Scheme Research And Circuit Design Of BUCK-Type PFC For Power Factor Improvement

Power Factor(PF) is defined as the proportion of active power in the apparent power. As we know, the more current harmonic content, the lower the power factor. By using active power factor correction technology, the waveform of input current is nearly sinusoidal and in phase with the input voltage. The basic topologies of power factor correction circuit are Buck, Boost, and Buck-Boost. The current structures are based on these three basic topologies with corresponding changes. All studies in this paper focus on the Buck topology and the control circuit. Compared with the other two types of converter, Buck converter has its irreplaceable advantages. However, the power factor of Buck converter cannot meet a variety of industrial standards because of the cross-over distortion of input current, which limits the application of this topology.Two improved structures are proposed in this paper, these two structures can complement the input current distortion in the cross-over time to achieve quasi sinusoidal input current, which can overcome the inherent drawback by maintaining the advantages of traditional buck converter.

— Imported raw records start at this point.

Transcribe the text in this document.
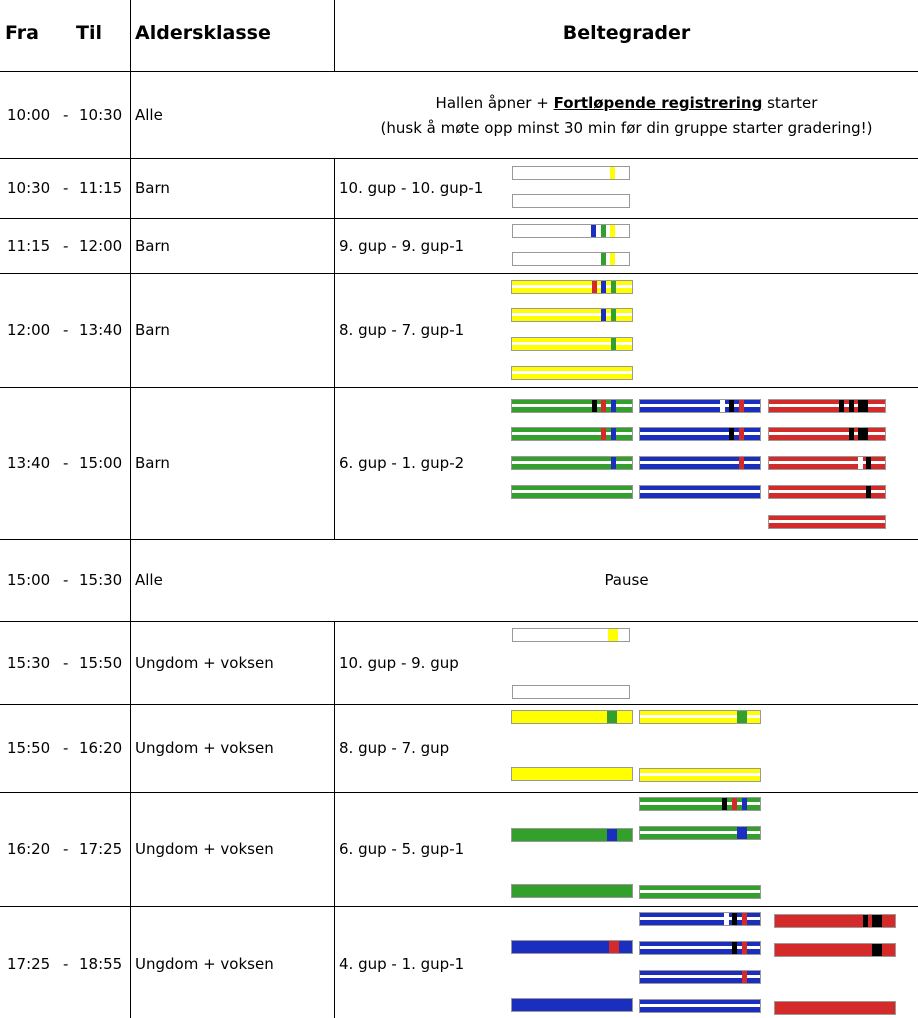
Fra Til Aldersklasse	Beltegrader
10:00 - 10:30 Alle
Hallen åpner + Fortløpende registrering starter
(husk å møte opp minst 30 min før din gruppe starter gradering!)
10:30 - 11:15 Barn	10. gup - 10. gup-1
11:15 - 12:00 Barn	9. gup - 9. gup-1
12:00 - 13:40 Barn	8. gup - 7. gup-1
13:40 - 15:00 Barn	6. gup - 1. gup-2
15:00 - 15:30 Alle	Pause
15:30 - 15:50 Ungdom + voksen	10. gup - 9. gup
15:50 - 16:20 Ungdom + voksen	8. gup - 7. gup
16:20 - 17:25 Ungdom + voksen	6. gup - 5. gup-1
17:25 - 18:55 Ungdom + voksen	4. gup - 1. gup-1
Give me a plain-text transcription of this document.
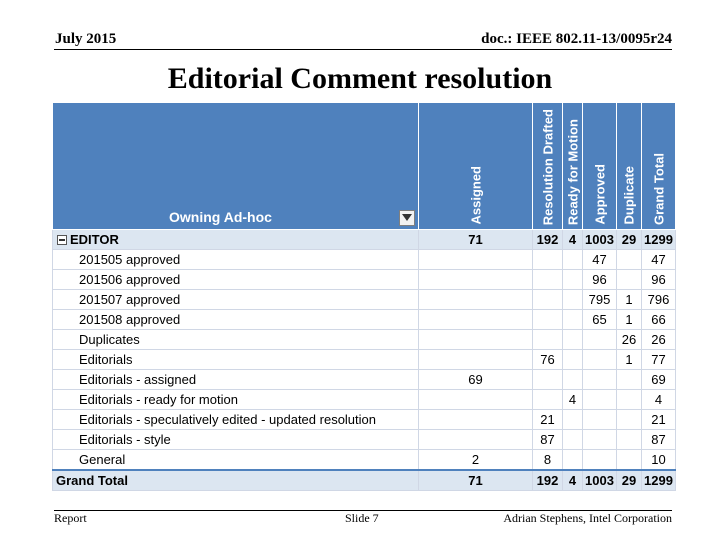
July 2015	doc.: IEEE 802.11-13/0095r24
Editorial Comment resolution
Owning Ad-hoc	Assigned	Resolution Drafted	Ready for Motion	Approved	Duplicate	Grand Total

EDITOR	71	192	4	1003	29	1299
201505 approved				47		47
201506 approved				96		96
201507 approved				795	1	796
201508 approved				65	1	66
Duplicates					26	26
Editorials		76			1	77
Editorials - assigned	69					69
Editorials - ready for motion			4			4
Editorials - speculatively edited - updated resolution		21				21
Editorials - style		87				87
General	2	8				10
Grand Total	71	192	4	1003	29	1299
Report	Slide 7	Adrian Stephens, Intel Corporation
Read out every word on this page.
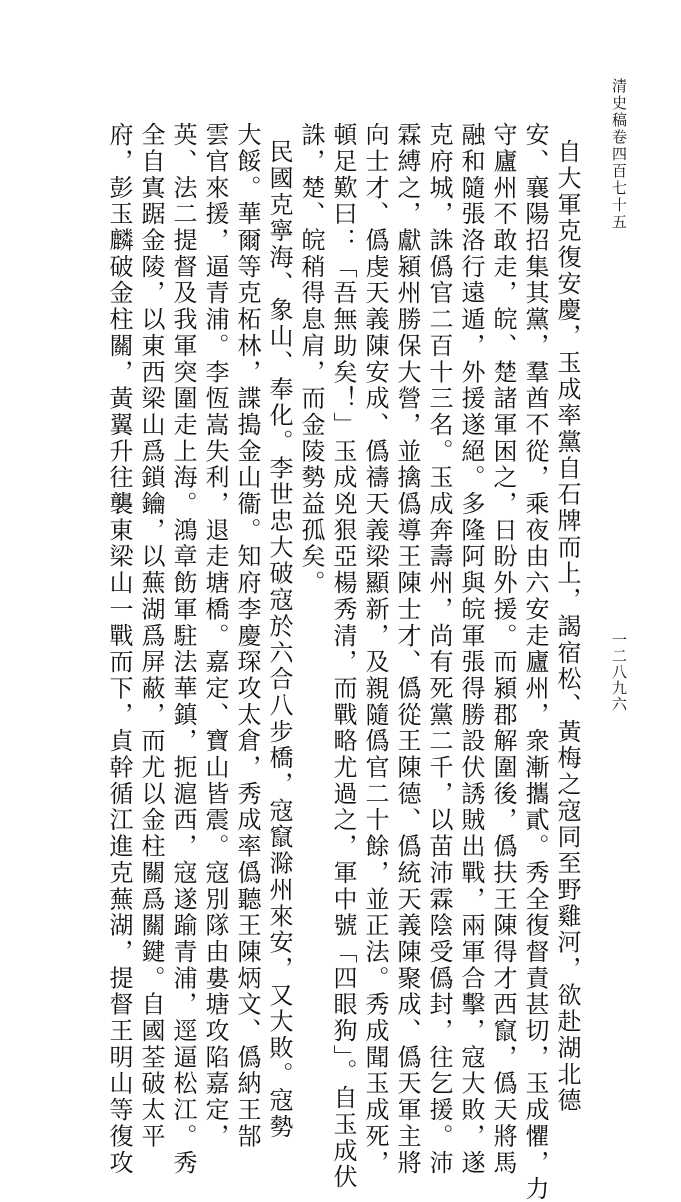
清史稿卷四百七十五
一二八九六
自大軍克復安慶，玉成率黨自石牌而上，謁宿松、黃梅之寇同至野雞河，欲赴湖北德
安、襄陽招集其黨，羣酋不從，乘夜由六安走廬州，衆漸攜貳。秀全復督責甚切，玉成懼，力
守廬州不敢走，皖、楚諸軍困之，日盼外援。而潁郡解圍後，僞扶王陳得才西竄，僞天將馬
融和隨張洛行遠遁，外援遂絕。多隆阿與皖軍張得勝設伏誘賊出戰，兩軍合擊，寇大敗，遂
克府城，誅僞官二百十三名。玉成奔壽州，尚有死黨二千，以苗沛霖陰受僞封，往乞援。沛
霖縛之，獻潁州勝保大營，並擒僞導王陳士才、僞從王陳德、僞統天義陳聚成、僞天軍主將
向士才、僞虔天義陳安成、僞禱天義梁顯新，及親隨僞官二十餘，並正法。秀成聞玉成死，
頓足歎曰：「吾無助矣！」玉成兇狠亞楊秀清，而戰略尤過之，軍中號「四眼狗」。自玉成伏
誅，楚、皖稍得息肩，而金陵勢益孤矣。
民國克寧海、象山、奉化。李世忠大破寇於六合八步橋，寇竄滁州來安，又大敗。寇勢
大餒。華爾等克柘林，諜搗金山衞。知府李慶琛攻太倉，秀成率僞聽王陳炳文、僞納王郜
雲官來援，逼青浦。李恆嵩失利，退走塘橋。嘉定、寶山皆震。寇別隊由婁塘攻陷嘉定，
英、法二提督及我軍突圍走上海。鴻章飭軍駐法華鎮，扼滬西，寇遂踰青浦，逕逼松江。秀
全自寘踞金陵，以東西梁山爲鎖鑰，以蕪湖爲屏蔽，而尤以金柱關爲關鍵。自國荃破太平
府，彭玉麟破金柱關，黃翼升往襲東梁山一戰而下，貞幹循江進克蕪湖，提督王明山等復攻
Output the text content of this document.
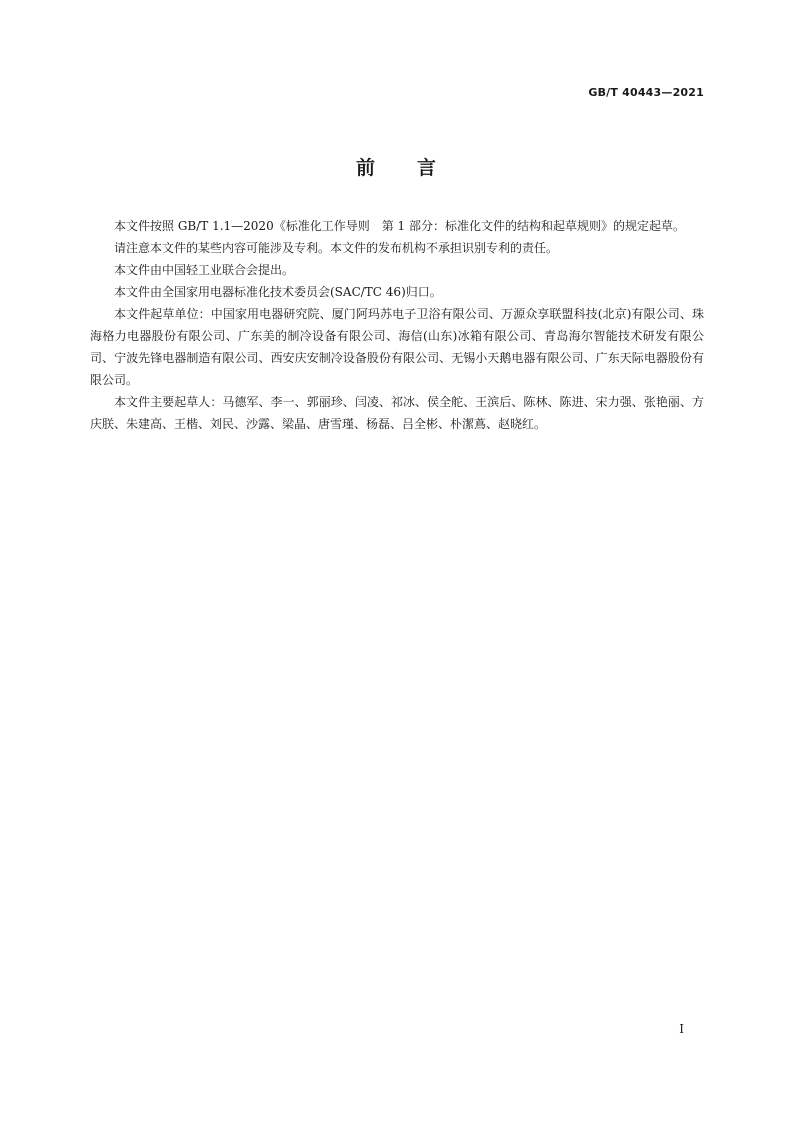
GB/T 40443—2021
前 言

本文件按照 GB/T 1.1—2020《标准化工作导则　第 1 部分：标准化文件的结构和起草规则》的规定起草。

请注意本文件的某些内容可能涉及专利。本文件的发布机构不承担识别专利的责任。

本文件由中国轻工业联合会提出。

本文件由全国家用电器标准化技术委员会(SAC/TC 46)归口。

本文件起草单位：中国家用电器研究院、厦门阿玛苏电子卫浴有限公司、万源众享联盟科技(北京)有限公司、珠海格力电器股份有限公司、广东美的制冷设备有限公司、海信(山东)冰箱有限公司、青岛海尔智能技术研发有限公司、宁波先锋电器制造有限公司、西安庆安制冷设备股份有限公司、无锡小天鹅电器有限公司、广东天际电器股份有限公司。

本文件主要起草人：马德军、李一、郭丽珍、闫凌、祁冰、侯全舵、王滨后、陈林、陈进、宋力强、张艳丽、方庆朕、朱建高、王楷、刘民、沙露、梁晶、唐雪瑾、杨磊、吕全彬、朴潔蔦、赵晓红。

I
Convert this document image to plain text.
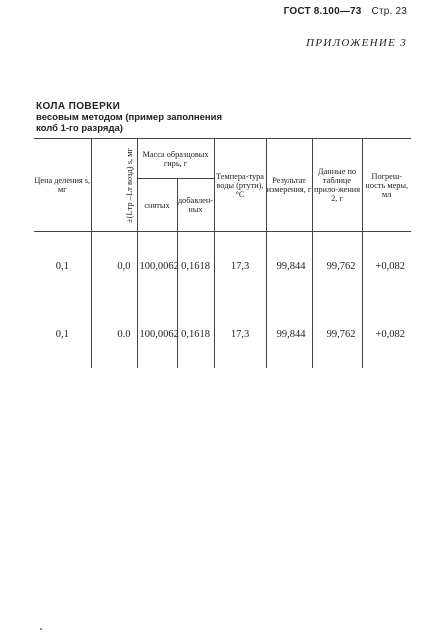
ГОСТ 8.100—73 Стр. 23
ПРИЛОЖЕНИЕ 3
КОЛА ПОВЕРКИ
весовым методом (пример заполнения
колб 1-го разряда)
Цена деления s, мг	±(Lтр –Lт возд) s, мг	Масса образцовых гирь, г		Темпера-тура воды (ртути), °С	Результат измерения, г	Данные по таблице прило-жения 2, г	Погреш-ность меры, мл
		снятых	добавлен-ных				
0,1	0,0	100,0062	0,1618	17,3	99,844	99,762	+0,082
0,1	0.0	100,0062	0,1618	17,3	99,844	99,762	+0,082
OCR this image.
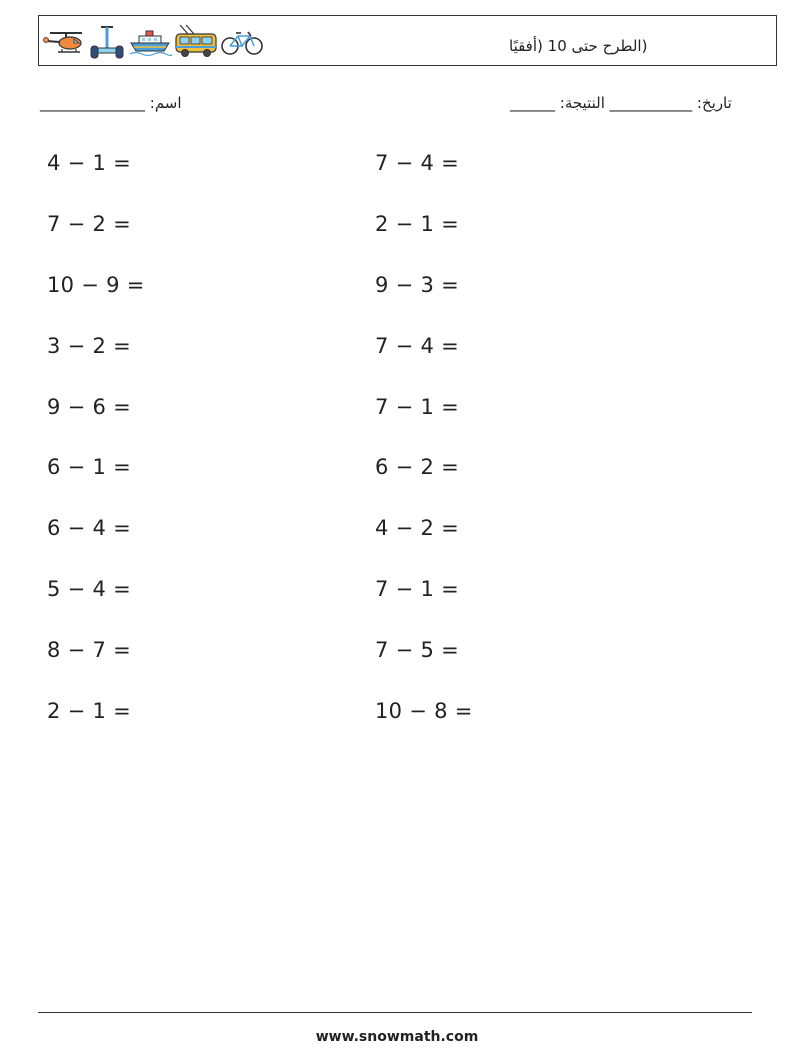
(الطرح حتى 10 (أفقيًا
______________ :اسم	______ :تاريخ: ___________ النتيجة
4 − 1 =
7 − 2 =
10 − 9 =
3 − 2 =
9 − 6 =
6 − 1 =
6 − 4 =
5 − 4 =
8 − 7 =
2 − 1 =
7 − 4 =
2 − 1 =
9 − 3 =
7 − 4 =
7 − 1 =
6 − 2 =
4 − 2 =
7 − 1 =
7 − 5 =
10 − 8 =
www.snowmath.com
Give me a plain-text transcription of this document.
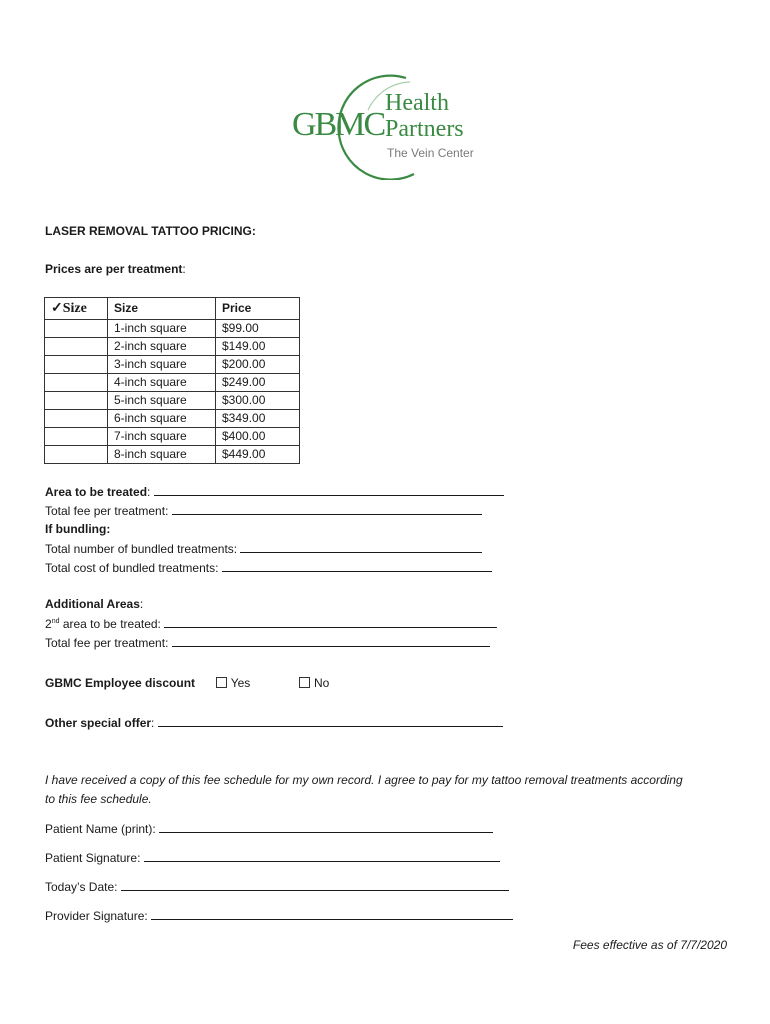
GBMC
Health
Partners
The Vein Center
LASER REMOVAL TATTOO PRICING:
Prices are per treatment:
✓Size	Size	Price
	1-inch square	$99.00
	2-inch square	$149.00
	3-inch square	$200.00
	4-inch square	$249.00
	5-inch square	$300.00
	6-inch square	$349.00
	7-inch square	$400.00
	8-inch square	$449.00
Area to be treated:
Total fee per treatment:
If bundling:
Total number of bundled treatments:
Total cost of bundled treatments:
Additional Areas:
2nd area to be treated:
Total fee per treatment:
GBMC Employee discount	Yes	No
Other special offer:
I have received a copy of this fee schedule for my own record. I agree to pay for my tattoo removal treatments according
to this fee schedule.
Patient Name (print):
Patient Signature:
Today’s Date:
Provider Signature:
Fees effective as of 7/7/2020
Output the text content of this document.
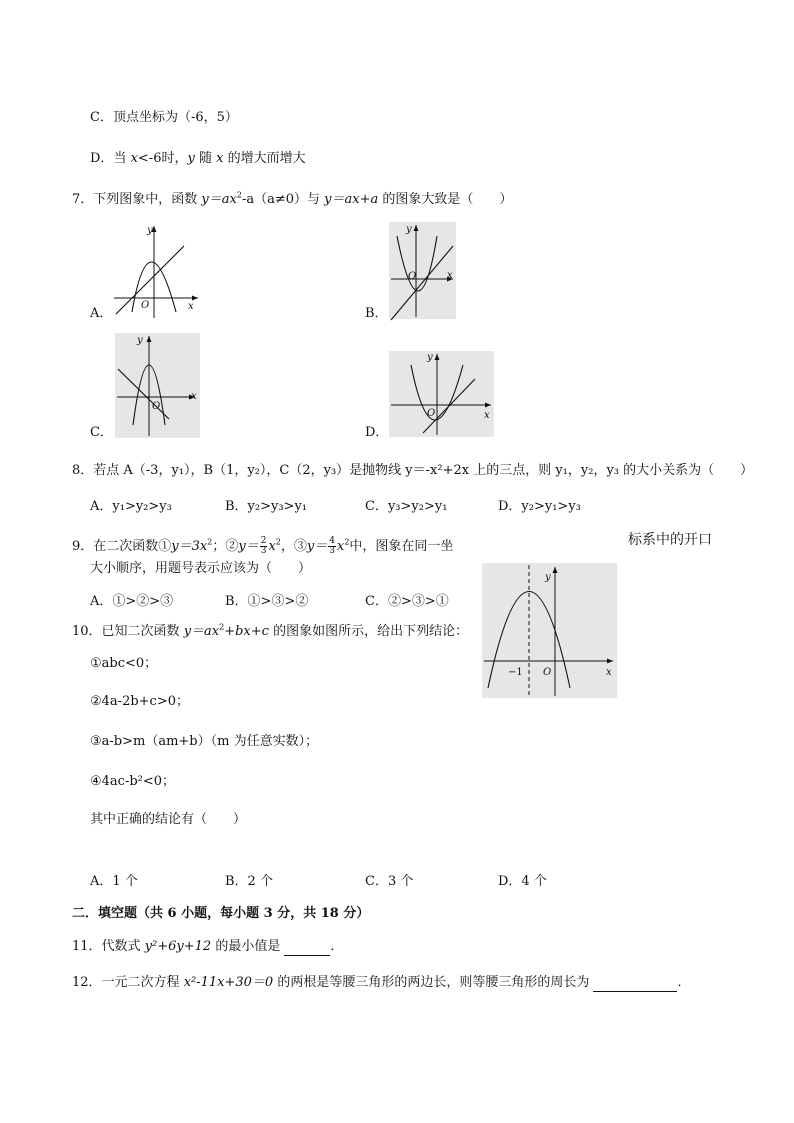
C．顶点坐标为（-6，5）
D．当 x<-6时，y 随 x 的增大而增大
7．下列图象中，函数 $y=ax^2-a(a\ne 0)$与 y＝ax+a 的图象大致是（　　）
y
x
O
A．
y
x
O
B．
y
x
O
C．
y
x
O
D．
8．若点 A（-3，y₁），B（1，y₂），C（2，y₃）是抛物线 y＝-x²+2x 上的三点，则 y₁，y₂，y₃ 的大小关系为（　　）
A．y₁>y₂>y₃	B．y₂>y₃>y₁	C．y₃>y₂>y₁	D．y₂>y₁>y₃
9．在二次函数$①y=3x^2$；②y＝ $\frac{2}{3} x^2$，③y＝ $\frac{4}{3} x^2$中，图象在同一坐	标系中的开口
大小顺序，用题号表示应该为（　　）
A．①>②>③	B．①>③>②	C．②>③>①
y
x
O
−1
10．已知二次函数 $y=ax^2+bx+c$ 的图象如图所示，给出下列结论：
①abc<0；
②4a-2b+c>0；
③a-b>m（am+b）（m 为任意实数）；
④4ac-b²<0；
其中正确的结论有（　　）
A．1 个	B．2 个	C．3 个	D．4 个
二．填空题（共 6 小题，每小题 3 分，共 18 分）
11．代数式 y²+6y+12 的最小值是	．
12．一元二次方程 x²-11x+30＝0 的两根是等腰三角形的两边长，则等腰三角形的周长为	．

On this basis, two control schemes are proposed. An additional MOS switch is added to the output point compare to basic structure. By controlling the two MOS switches, the converter turns to buck-boost topology in cross-over distortion time. As a result, current distortion can be overcome. By using an additional comparator of the control circuit to detect the time node when cross-over distortion occurs, the topology of converter can be controlled.In this paper, the converters are single-stage converter in boundary conduction mode. The PAB(Pulse Assisting Buck) converter and MTB(Multiple Topology Buck) converter can eliminate the cross-over distortion and improve the performance. The PAB converter can achieve PF of 98.74% and efficiency of 97.21% in 220 V AC input voltage. The MTB converter can achieve PF from 96.74% to 99.70% at universal AC input voltage. Results show that the improved converters can significantly improve power factor and suppress harmonics to meet international standards.